Environnement et facteurs dégradant la santé

Libération - Pourquoi le chômage est un facteur de mortalité

Mai 2016, par Info santé sécu social

Par Nicolas Boeuf

L’évolution du nombre de demandeurs d’emploi du mois d’avril sera connue ce mercredi. Responsable de 10000 à 14 000 décès par an, le chômage est aussi un enjeu de santé publique majeur.

Pourquoi le chômage est un facteur de mortalité

Le chômage tue aussi. Le 10 mai, le Conseil économique, social et environnemental, s’est ému de « l’impact du chômage sur les personnes et leur entourage ». Selon le Cese, 10 000 à 14 000 décès seraient chaque année directement imputables au chômage. Ce chiffre est tiré d’une étude de l’Inserm (Institut national de la santé et de la recherche médicale) publiée en 2014. A titre de comparaison, les accidents de la route tuent 3 500 personnes par an. Le ministère du Travail a eu connaissance de ce constat alarmant, mais n’a pour l’instant pas pris de mesure.

« C’est un problème de santé publique majeur », dit à Libération Pierre Meneton, chercheur à l’Inserm, qui a dirigé l’étude sur laquelle s’est appuyé en grande partie le Cese : 6 000 volontaires en âge de travailler ont été suivis pendant douze ans par l’institut. Et le bilan est sans appel : la mortalité des chômeurs est trois fois plus importante que celles des personnes en emploi. En cause, notamment, une augmentation du risque d’accidents cardio-vasculaires. En extrapolant ces résultats à la population générale, et en tenant compte du taux de chômage et de la mortalité par tranche d’âge, les chercheurs sont arrivés à ce nombre de 14 000 décès par an.

« Les 600 suicides par an en France dus au chômage ne sont que la partie émergée de l’iceberg », explique Pierre Meneton. Cette surmortalité des chômeurs est multifactorielle : tabagisme, moins bonne alimentation, diminution des ressources financières, sédentarité… « Il y a également un effet plus direct du chômage sur l’organisme : les troubles du sommeil et la dépression sont des facteurs qui augmentent le risque de maladies cardio-vasculaires », complète le chercheur. Ses travaux montrent aussi que le risque de cancer est lui aussi plus important pour les chômeurs.

Stigmatisation

Comme le note l’étude, ce n’est pas l’inactivité en soi qui est en cause. Cette augmentation des risques ne se retrouve pas chez les retraités ou les personnes volontairement inactives, essentiellement des femmes s’occupant d’enfants en bas âge. « La stigmatisation des chômeurs, le stress et les problèmes familiaux participent à cette surmortalité. » Dépression, maladie, stigmatisation : le cercle infernal du chômage. Car cela marche dans les deux sens. Il est encore plus difficile de retrouver un emploi lorsque l’on est en mauvaise santé. Et ainsi de suite…

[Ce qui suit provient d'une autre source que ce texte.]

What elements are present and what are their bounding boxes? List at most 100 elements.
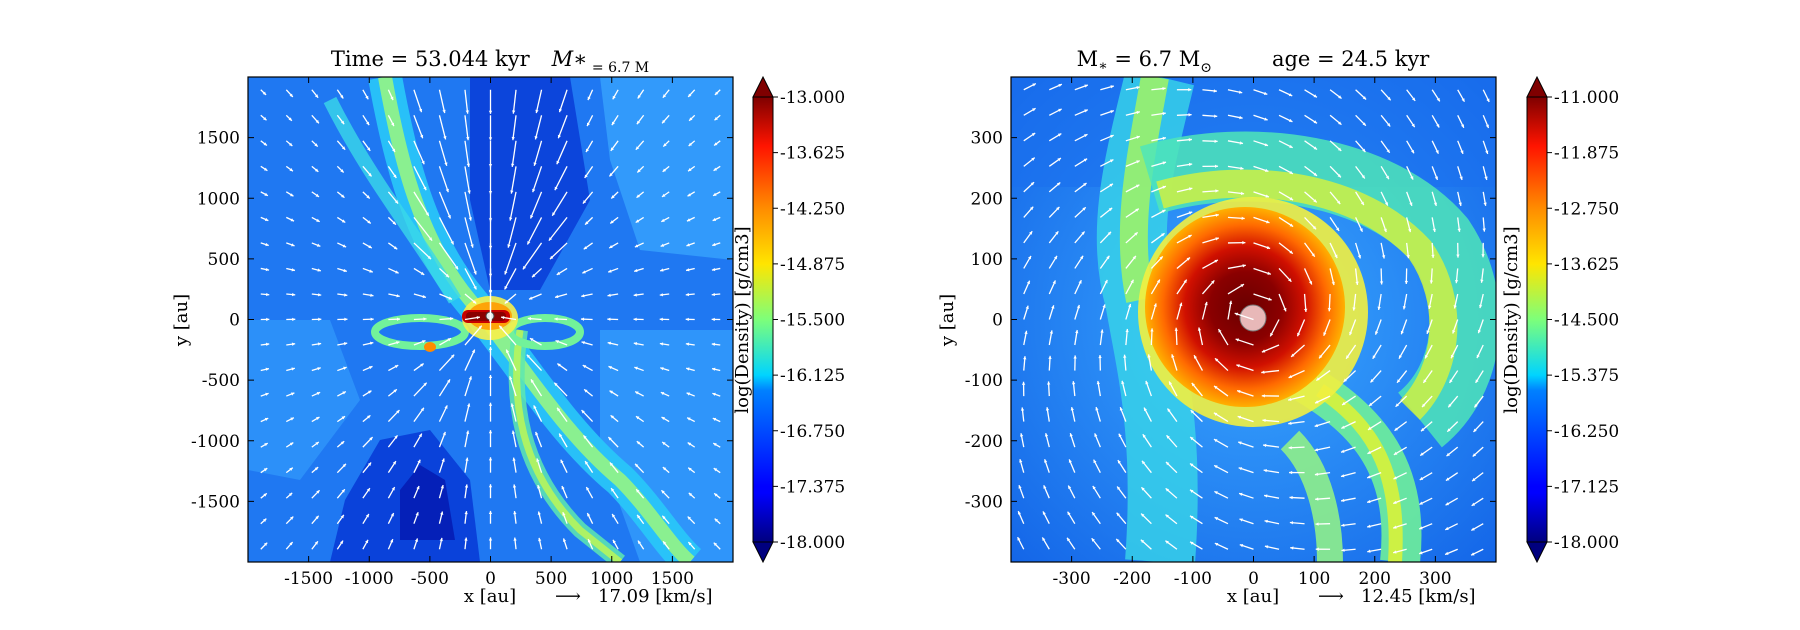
velocity-arrow bbox=[387, 114, 395, 127]
velocity-arrow bbox=[1261, 344, 1280, 353]
velocity-arrow bbox=[527, 316, 542, 321]
velocity-arrow bbox=[556, 267, 568, 276]
velocity-arrow bbox=[1189, 489, 1203, 499]
velocity-arrow bbox=[336, 114, 345, 125]
velocity-arrow bbox=[512, 484, 517, 499]
velocity-arrow bbox=[1318, 344, 1331, 359]
velocity-arrow bbox=[662, 140, 670, 148]
velocity-arrow bbox=[634, 366, 644, 372]
velocity-arrow bbox=[582, 435, 594, 448]
velocity-arrow bbox=[659, 317, 670, 322]
velocity-arrow bbox=[488, 89, 493, 114]
velocity-arrow bbox=[1151, 161, 1167, 167]
velocity-arrow bbox=[1278, 140, 1293, 149]
velocity-arrow bbox=[285, 417, 295, 423]
velocity-arrow bbox=[1304, 242, 1316, 258]
velocity-arrow bbox=[1366, 472, 1382, 479]
velocity-arrow bbox=[311, 342, 322, 346]
velocity-arrow bbox=[1475, 370, 1484, 384]
velocity-arrow bbox=[1304, 140, 1318, 151]
velocity-arrow bbox=[1314, 420, 1331, 428]
velocity-arrow bbox=[607, 341, 619, 346]
velocity-arrow bbox=[1470, 523, 1484, 531]
velocity-arrow bbox=[711, 367, 721, 372]
velocity-arrow bbox=[311, 242, 321, 247]
velocity-arrow bbox=[1269, 319, 1280, 337]
velocity-arrow bbox=[661, 441, 670, 448]
velocity-arrow bbox=[1446, 421, 1459, 433]
velocity-arrow bbox=[611, 114, 619, 126]
velocity-arrow bbox=[1140, 513, 1152, 525]
velocity-arrow bbox=[633, 317, 644, 321]
velocity-arrow bbox=[526, 217, 543, 245]
velocity-arrow bbox=[1023, 157, 1036, 167]
velocity-arrow bbox=[1070, 406, 1076, 422]
velocity-arrow bbox=[285, 516, 294, 525]
velocity-arrow bbox=[1191, 382, 1203, 397]
velocity-arrow bbox=[661, 515, 670, 525]
velocity-arrow bbox=[1227, 89, 1243, 94]
velocity-arrow bbox=[1457, 166, 1463, 181]
velocity-arrow bbox=[285, 191, 294, 197]
velocity-arrow bbox=[1400, 319, 1408, 335]
velocity-arrow bbox=[1094, 433, 1101, 448]
velocity-arrow bbox=[608, 242, 619, 249]
velocity-arrow bbox=[607, 293, 619, 297]
velocity-arrow bbox=[1480, 268, 1484, 283]
velocity-arrow bbox=[1099, 279, 1108, 295]
velocity-arrow bbox=[1419, 472, 1433, 481]
velocity-arrow bbox=[464, 510, 468, 524]
velocity-arrow bbox=[1482, 166, 1488, 181]
velocity-arrow bbox=[1278, 242, 1294, 255]
velocity-arrow bbox=[1393, 497, 1407, 505]
velocity-arrow bbox=[1367, 421, 1382, 431]
velocity-arrow bbox=[712, 216, 721, 222]
velocity-arrow bbox=[533, 405, 543, 422]
density-panel-1: Time = 53.044 kyr M∗ = 6.7 M bbox=[171, 47, 845, 607]
velocity-arrow bbox=[1380, 217, 1387, 233]
colorbar-tick-label: -15.375 bbox=[1554, 366, 1619, 386]
velocity-arrow bbox=[413, 166, 427, 191]
velocity-arrow bbox=[488, 374, 493, 397]
velocity-arrow bbox=[1471, 472, 1484, 482]
velocity-arrow bbox=[260, 342, 270, 346]
velocity-arrow bbox=[413, 407, 425, 422]
velocity-arrow bbox=[1099, 207, 1113, 218]
velocity-arrow bbox=[1071, 381, 1076, 397]
velocity-arrow bbox=[1289, 521, 1305, 525]
velocity-arrow bbox=[1019, 459, 1025, 473]
velocity-arrow bbox=[1367, 446, 1382, 455]
panel2-y-ticks: -300 -200 -100 0 100 200 300 bbox=[965, 129, 1496, 512]
velocity-arrow bbox=[1289, 495, 1305, 500]
velocity-arrow bbox=[1235, 338, 1254, 346]
colorbar-tick-label: -18.000 bbox=[780, 533, 845, 553]
velocity-arrow bbox=[662, 540, 670, 550]
velocity-arrow bbox=[712, 242, 721, 247]
velocity-arrow bbox=[362, 242, 373, 249]
velocity-arrow bbox=[1418, 523, 1433, 530]
velocity-arrow bbox=[260, 165, 268, 172]
x-tick-label: -100 bbox=[1174, 569, 1212, 589]
velocity-arrow bbox=[1289, 470, 1305, 475]
velocity-arrow bbox=[336, 216, 346, 224]
velocity-arrow bbox=[285, 541, 294, 550]
velocity-arrow bbox=[661, 191, 670, 198]
velocity-arrow bbox=[687, 165, 696, 172]
velocity-arrow bbox=[1304, 165, 1318, 177]
velocity-arrow bbox=[464, 315, 481, 321]
velocity-arrow bbox=[413, 538, 419, 550]
velocity-arrow bbox=[438, 458, 445, 473]
velocity-arrow bbox=[1125, 328, 1129, 346]
velocity-arrow bbox=[387, 165, 397, 179]
velocity-arrow bbox=[1380, 114, 1391, 127]
velocity-arrow bbox=[1396, 370, 1408, 384]
velocity-arrow bbox=[464, 430, 470, 448]
x-tick-label: 100 bbox=[1298, 569, 1330, 589]
velocity-arrow bbox=[1482, 140, 1489, 155]
velocity-arrow bbox=[311, 391, 321, 397]
panel2-x-ticks: -300 -200 -100 0 100 200 300 bbox=[1053, 77, 1452, 589]
velocity-arrow bbox=[1420, 421, 1433, 432]
velocity-arrow bbox=[1314, 472, 1331, 476]
velocity-arrow bbox=[336, 440, 345, 448]
panel1-quiver-key-label: 17.09 [km/s] bbox=[598, 586, 713, 607]
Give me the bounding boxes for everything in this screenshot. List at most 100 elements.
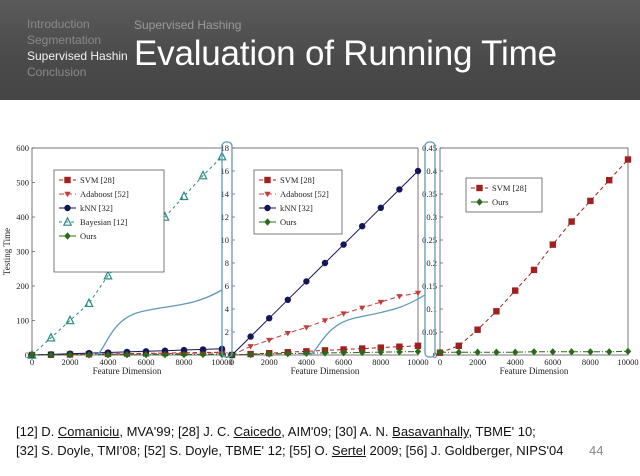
reference-text: [32] S. Doyle, TMI'08; [52] S. Doyle, TB… [16,443,332,458]
slide-header: Introduction Segmentation Supervised Has… [0,0,640,100]
panel-1-point [179,190,189,201]
panel-1-point [199,350,207,359]
panel-3-point [606,348,613,356]
panel-1-point [65,314,75,325]
panel-2-ytick-label: 0 [225,350,229,360]
nav-item-segmentation[interactable]: Segmentation [27,33,102,47]
panel-2-ytick-label: 12 [221,212,230,222]
panel-2-ytick-label: 10 [221,235,230,245]
panel-2-xtick-label: 10000 [407,357,428,367]
panel-1-series-line [31,353,222,356]
panel-3-ytick-label: 0.35 [422,189,437,199]
panel-3-ytick-label: 0.2 [426,258,437,268]
panel-3-xtick-label: 8000 [582,357,599,367]
reference-author: Comaniciu [57,424,120,439]
panel-2-legend-marker [264,176,271,184]
panel-2-point [247,344,254,350]
panel-2-ytick-label: 4 [225,304,230,314]
panel-2-legend-marker [264,204,271,212]
panel-3-legend [465,177,543,213]
panel-3-series-line [440,350,629,353]
panel-1-point [28,351,36,359]
zoom-connector-2 [307,294,426,356]
panel-3-point [436,348,444,356]
panel-1-legend-label: Adaboost [52] [80,189,129,199]
panel-2-legend-label: kNN [32] [280,203,313,213]
zoom-bracket-2 [424,141,436,358]
panel-3-point [606,177,613,184]
nav-item-conclusion[interactable]: Conclusion [27,65,87,79]
panel-2-ytick-label: 8 [225,258,229,268]
panel-2-point [414,167,422,175]
zoom-bracket-1 [221,141,233,358]
panel-3-ytick-label: 0.3 [426,212,437,222]
panel-2-point [414,290,422,297]
panel-3-point [455,342,462,349]
panel-3-point [455,348,462,356]
panel-2-point [377,204,384,211]
reference-text: , MVA'99; [28] J. C. [119,424,234,439]
panel-3-point [624,347,632,356]
panel-1-point [161,347,169,354]
panel-2-legend-label: Ours [280,217,297,227]
panel-3-legend-marker [476,184,483,192]
panel-2-point [359,305,366,312]
panel-3-point [568,218,575,225]
references: [12] D. Comaniciu, MVA'99; [28] J. C. Ca… [16,422,563,460]
panel-1-legend-marker [62,216,73,226]
panel-3-point [530,348,538,356]
panel-3-point [530,266,538,274]
panel-1-ylabel: Testing Time [2,228,12,275]
nav-item-introduction[interactable]: Introduction [27,17,90,31]
reference-text: , TBME' 10; [468,424,536,439]
panel-2-point [377,348,384,356]
panel-1-ytick-label: 300 [16,247,29,257]
panel-1-legend [53,169,165,273]
panel-2-point [321,349,329,357]
panel-1-point [199,346,207,353]
panel-3-xtick-label: 0 [438,357,442,367]
panel-1-legend-marker [64,204,71,212]
nav-item-supervised-hashing[interactable]: Supervised Hashing [27,50,127,63]
panel-2-point [321,318,329,324]
panel-2-point [340,311,347,317]
panel-1-legend-label: SVM [28] [80,175,115,185]
panel-2-point [284,330,291,337]
panel-3-point [624,156,632,163]
section-label: Supervised Hashing [134,18,242,32]
panel-3-point [549,348,556,356]
panel-1-point [180,346,188,354]
reference-author: Basavanhally [392,424,469,439]
panel-3-legend-label: Ours [492,197,509,207]
panel-1-legend-label: kNN [32] [80,203,113,213]
panel-3-xtick-label: 4000 [507,357,524,367]
panel-1-point [180,350,188,359]
panel-2-point [284,296,291,303]
panel-2-point [414,342,422,349]
panel-1-xtick-label: 10000 [211,357,232,367]
page-number: 44 [589,443,604,458]
panel-1-xtick-label: 6000 [138,357,155,367]
references-line-1: [12] D. Comaniciu, MVA'99; [28] J. C. Ca… [16,422,563,441]
panel-3-ytick-label: 0.15 [422,281,437,291]
panel-1-ytick-label: 600 [16,143,29,153]
panel-1-xtick-label: 8000 [176,357,193,367]
panel-3-point [587,197,594,205]
panel-2-point [303,325,310,331]
panel-2-legend-label: Adaboost [52] [280,189,329,199]
panel-3-point [512,287,519,294]
panel-2-xtick-label: 4000 [298,357,315,367]
panel-3-xtick-label: 6000 [544,357,561,367]
panel-1-point [46,332,56,342]
panel-2-point [396,348,403,356]
panel-3-xlabel: Feature Dimension [500,366,569,376]
panel-2-ytick-label: 18 [221,143,230,153]
panel-1-legend-label: Bayesian [12] [80,217,128,227]
panel-3-legend-label: SVM [28] [492,183,527,193]
panel-2-ytick-label: 14 [221,189,230,199]
slide-title: Evaluation of Running Time [134,34,557,73]
reference-author: Sertel [331,443,366,458]
panel-3-point [474,326,481,333]
panel-2-point [266,350,273,358]
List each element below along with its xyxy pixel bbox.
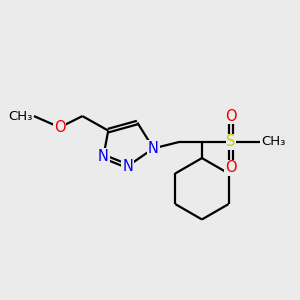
Text: S: S	[226, 134, 236, 149]
Text: N: N	[122, 159, 133, 174]
Text: N: N	[148, 141, 159, 156]
Text: N: N	[98, 149, 109, 164]
Text: CH₃: CH₃	[8, 110, 32, 123]
Text: CH₃: CH₃	[262, 135, 286, 148]
Text: O: O	[225, 160, 237, 175]
Text: O: O	[225, 109, 237, 124]
Text: O: O	[54, 120, 66, 135]
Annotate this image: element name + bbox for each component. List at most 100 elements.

Le Cese a proposé une série de recommandations pour s’attaquer au problème. « Quand on parle [des personnes au chômage], le plus souvent, c’est la fraude, les insuffisances de diplôme ou de formation, leur manque d’allant à retrouver un emploi qui leur sont reprochés », déclarait Jacqueline Farache, membre du groupe CGT, qui présentait l’avis.

Sensibiliser les médecins généralistes

Ces recommandations reprennent celle de l’Inserm. « Au minimum, il faudrait que les professionnels de santé, notamment le réseau de généralistes, soient sensibilisés au fait que lorsqu’ils ont un chômeur devant eux, ils font face à une personne à risque, détaille Pierre Meneton. Pour l’instant, ils ne demandent même pas. Le chômage doit vraiment être reconnu comme un facteur de mortalité. »

Face à ce dramatique enjeu de santé publique, les initiatives des pouvoirs officiels se font attendre. Les ministères du Travail et de la Santé ont commandé une mission à l’Igas (Inspection générale des affaires sociales) auprès de l’équipe de l’Inserm, à la suite d’un discours de François Rebsamen, alors ministre du Travail, en février 2015. Une rencontre a eu lieu entre les chercheurs et deux inspecteurs de l’Igas. « Depuis, pas de nouvelles », regrette Pierre Meneton, de l’Inserm.

Après cette rencontre, l’Igas a transmis un rapport sur « la prise en compte de la santé dans l’accompagnement des demandeurs d’emploi » aux ministères du Travail et de la Santé. Aucune décision administrative n’a été prise depuis. Contacté à plusieurs reprises par Libération, les ministères du Travail et de la Santé n’ont pas souhaité s’exprimer.

Entre 1975 et 2015, le nombre de morts dans les accidents de la route est passé de 14 000 à 3 500. « Avec le chômage, on est toujours sur la même échelle que le nombre de morts sur les routes dans les années 70 », regrette Pierre Meneton.